In its order responding to IPL’s complaint, FERC found that although an electric storage resource, such as IPL’s Battery Facility, can participate in MISO as a “Stored Energy Resource,” this resource category limits the resource to participation in MISO’s regulation market and does not allow it to qualify for capacity, energy, ramp capability and contingency reserves. FERC directed MISO to submit a compliance filing proposing Tariff revisions that accommodate participation of all electric storage resources, regardless of technology, in all MISO markets that they are technically capable of participating in, taking into account their unique physical and operational characteristics. This requirement is similar to the proposed RTO/ISO tariff revisions in the NOPR.
FERC recognized that the issue raised in IPL’s complaint currently is being addressed in its NOPR and stated that, in the event that MISO’s Tariff revisions conflict with required Tariff revisions in any final rule resulting from the NOPR, MISO may be required to adjust its Tariff to align with FERC’s determination in the final rule.
MISO has requested rehearing of FERC’s order.
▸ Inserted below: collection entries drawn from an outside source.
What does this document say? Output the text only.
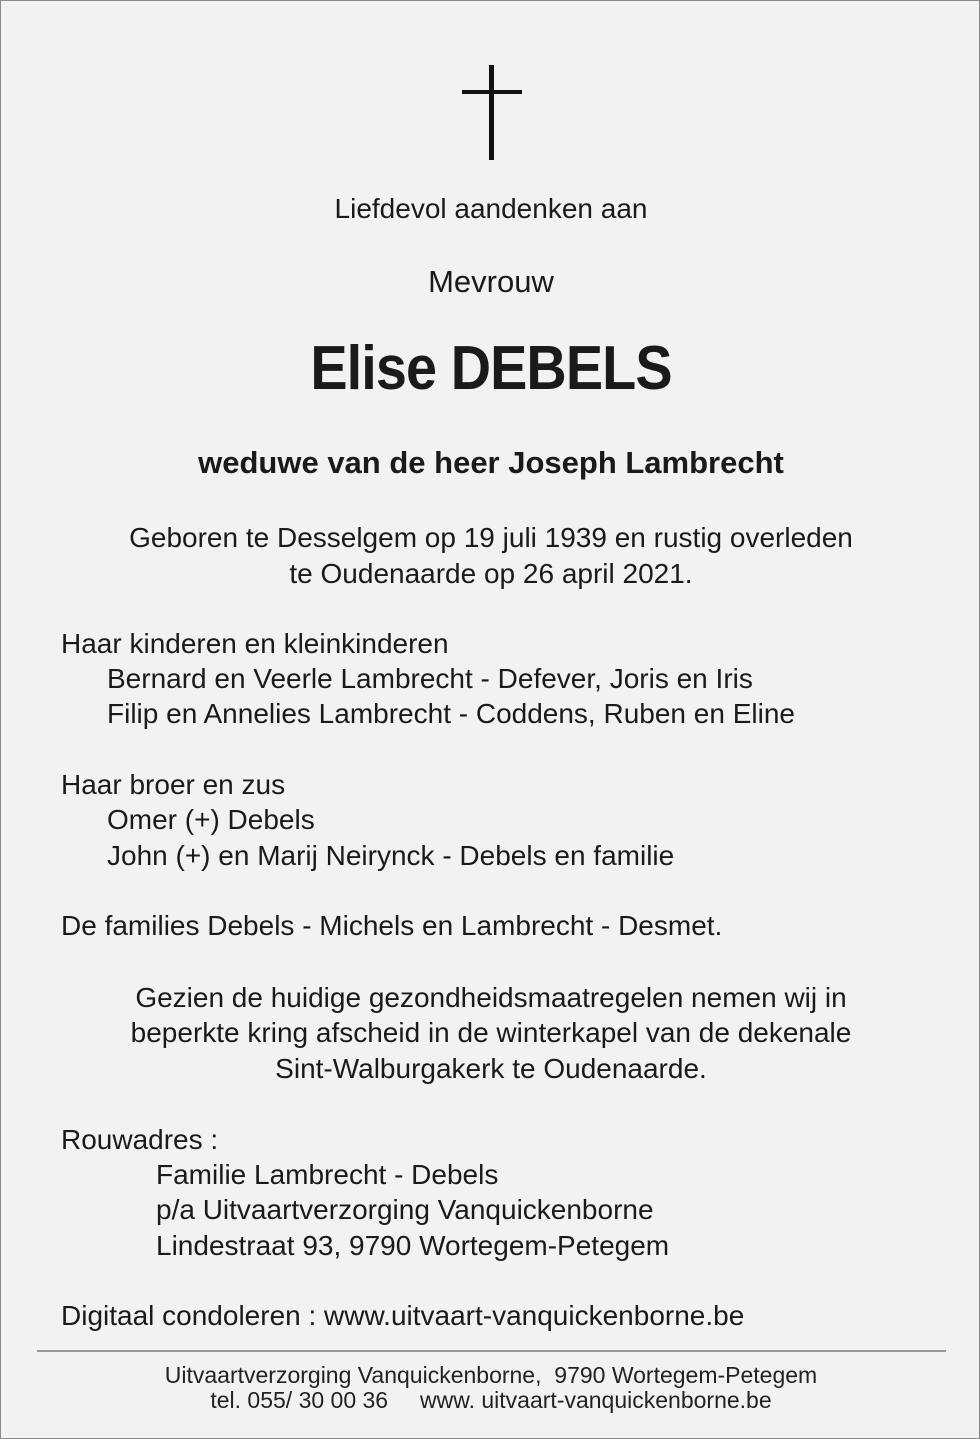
Liefdevol aandenken aan
Mevrouw
Elise DEBELS
weduwe van de heer Joseph Lambrecht
Geboren te Desselgem op 19 juli 1939 en rustig overleden
te Oudenaarde op 26 april 2021.
Haar kinderen en kleinkinderen
Bernard en Veerle Lambrecht - Defever, Joris en Iris
Filip en Annelies Lambrecht - Coddens, Ruben en Eline
Haar broer en zus
Omer (+) Debels
John (+) en Marij Neirynck - Debels en familie
De families Debels - Michels en Lambrecht - Desmet.
Gezien de huidige gezondheidsmaatregelen nemen wij in
beperkte kring afscheid in de winterkapel van de dekenale
Sint-Walburgakerk te Oudenaarde.
Rouwadres :
Familie Lambrecht - Debels
p/a Uitvaartverzorging Vanquickenborne
Lindestraat 93, 9790 Wortegem-Petegem
Digitaal condoleren : www.uitvaart-vanquickenborne.be
Uitvaartverzorging Vanquickenborne,  9790 Wortegem-Petegem
tel. 055/ 30 00 36     www. uitvaart-vanquickenborne.be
As is the case with the NOPR, FERC cannot act on the rehearing request until it has a quorum of Commissioners. On May 8, President Trump announced his intention to nominate Neil Chatterjee, energy policy advisor to Senator Mitch McConnell (R-KY), and Robert F. Powelson, a commissioner on the Pennsylvania Public Utilities Commission and current President of the National Association of Utility Regulatory Commissioners, to two of the open Republican seats on FERC.